I was also asked to address something else. Clearly I cannot do it in the one moment that remains to me; I can see the Chair has been very patient so far. It is about how to encourage women to engage in the whole process of change and how we engage women to campaign. That is a huge question, but the thing we always have to do when working in this kind of field is to have a very clear purpose and bring people together collectively. We have to move outside the silos and seek to break down the barriers. For so many women there are barriers that do not even feel like barriers because you are just isolated and on your own. You are there with your family or maybe in your community, but you know you are not reaching out beyond that. I would be very happy to answer questions on campaigning, which might be more useful.
The third area I was asked to think about was why does this matter.
In a way, that is not a question I should even have to answer in this day and age. Of course it matters that women, that all marginalised groups and that all voices should be heard. They have to be and are entitled to be heard in a process that is fundamentally about reconfiguring the way our society functions and our island works. That is a democratic right, but it is also practically really important. The difference it makes is that once we begin to bring in the unheard voices, we will stop having a top-down limited restricted view of what should happen and rather something which is certainly much more complex but which is much richer, more diverse and is not just closer to the reality of everyday life but is everyday life. That is where people live and that is where people do their politics out of.
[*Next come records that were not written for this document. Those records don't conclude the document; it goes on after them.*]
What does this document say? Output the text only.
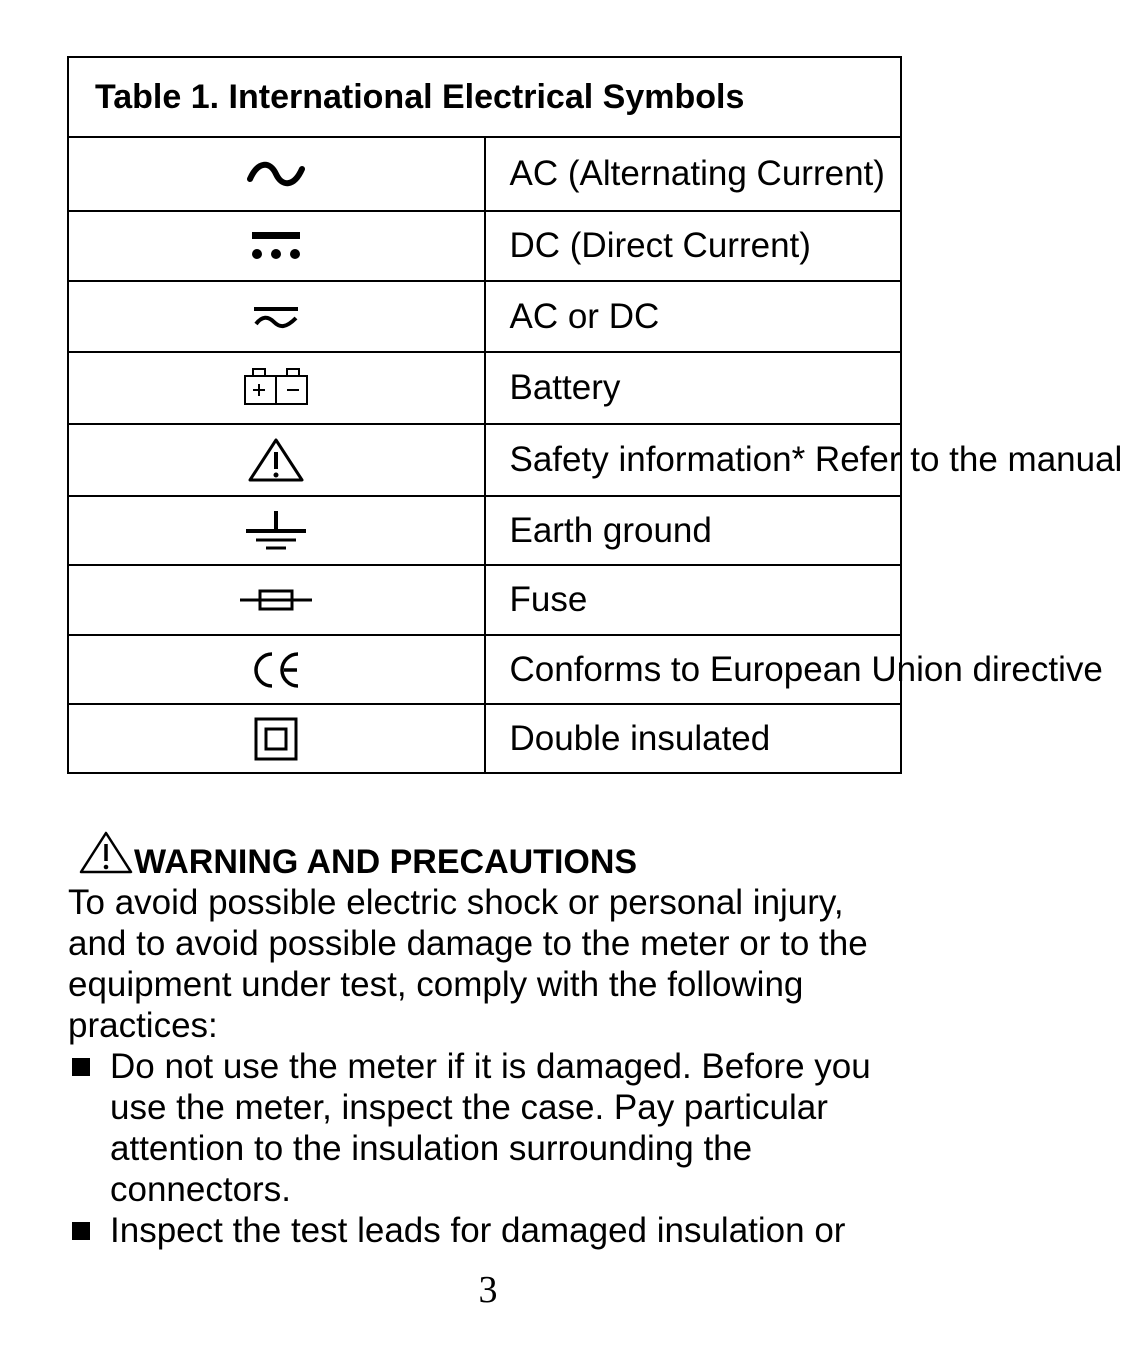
Table 1. International Electrical Symbols	

	AC (Alternating Current)

	DC (Direct Current)

	AC or DC

	Battery

	Safety information* Refer to the manual

	Earth ground

	Fuse

	Conforms to European Union directive

	Double insulated
WARNING AND PRECAUTIONS

To avoid possible electric shock or personal injury, and to avoid possible damage to the meter or to the equipment under test, comply with the following practices:

Do not use the meter if it is damaged. Before you use the meter, inspect the case. Pay particular attention to the insulation surrounding the connectors.
Inspect the test leads for damaged insulation or
3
Bringing politics and the Constitution into the realm off the absolute everyday makes it very real. I am saying this to TDs who are dealing with people every day in real-life situations. Constitutional change so often seems like a very distant faraway abstract thing. We are saying here in this committee that that is not good enough. It is not an abstraction. It is up to all of us to seek to make this process as real and as meaningful as we possibly can and to invite in all of the diverse voices we need to hear to reach an understanding of what it is possible for us to create in a very different kind of Ireland. I could say much more. I hope people will feel able to ask me questions.